Berenice Sadie Brown
Berenice is the voice of reason in the novel and she provides guidance and good counsel to Frankie to ensure that she makes better decisions. Berenice having been through love, sex and relationships she understands well the predicaments of Frankie Adams as she seeks to be recognized as an adult. Therefore, Berenice is the voice of reason and provides counsel on the reality of life to Frankie by explaining to Frankie of what her feelings and motives are and their consequences. Giving her example, Berenice is an example of the true reality of lack of belonging because she lives in a white people neighborhood and she has to cope with being different. The main role that Berenice plays in the novel is to seek reconciliation between differences through her wise character who tries to make Frankie to accept herself and to appreciate her situation. Berenice listens to Frankie dilemmas and ordeals as she explores her adolescence experiences. When the soldier tries to sleep with Frankie she confides with Berenice of what ensued and Berenice provides counsel to Frankie with the aim of ending her naivety. Berenice character as a voice of reason in the novel is again exemplified when she persuades Frankie not to join Jarvis and Janice in their honeymoon by giving an example of Noah during the time of the Ark where only a pair of two animals were allowed at a time which indicated there was no room for her in her brothers marriage (Hsu, Jen-yi, p. 5).
Berenice is able to guide Frankie and play the role of a parent and counselor in her young transitioning life. The character of Berenice indicates that every young person under transition requires a wise and experienced person to provide guidance on different life issues such as relationships. Without Berenice guidance, Frankie could have learned the hard way from the experiences of her mistakes. However, Berenice uses her experiences to show Frankie the way and how to make the best decisions as she transitions to an adult. Berenice tries her best to explain to Frankie the laws of nature and sex without actually mentioning sex.
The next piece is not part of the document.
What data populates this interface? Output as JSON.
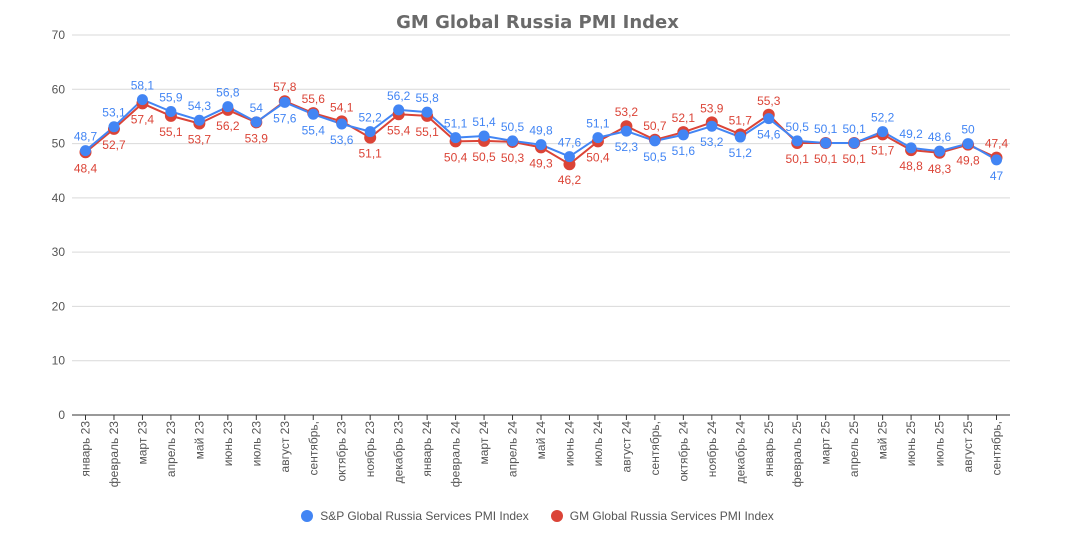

In this case, there is a boundary of what Berenice can teach Frankie and Frankie will have to experience them by herself (McCullers, Carson p. 5).
Works Cited
Dalsimer, Katherine. "From preadolescent tomboy to early adolescent girl: An analysis of Carson McCullers's The Member of the Wedding." The Psychoanalytic study of the child 34.1 (1979): 445-461.
Hsu, Jen-yi. "Queer Temporalities in Carson McCullers's The Member of the Wedding." P. 3-5
McCullers, Carson. The member of the wedding. Houghton Mifflin Harcourt, 2004. P. 5-100
McKinnie, Betty E., and Carlos L. Dews. "The Delayed Entrance of Lily Mae Jenkins: Queer Identity, Gender Ambiguity, and Southern Ambivalence in Carson McCullers's The Member of the Wedding." Carson McCullers (2009): 87-98.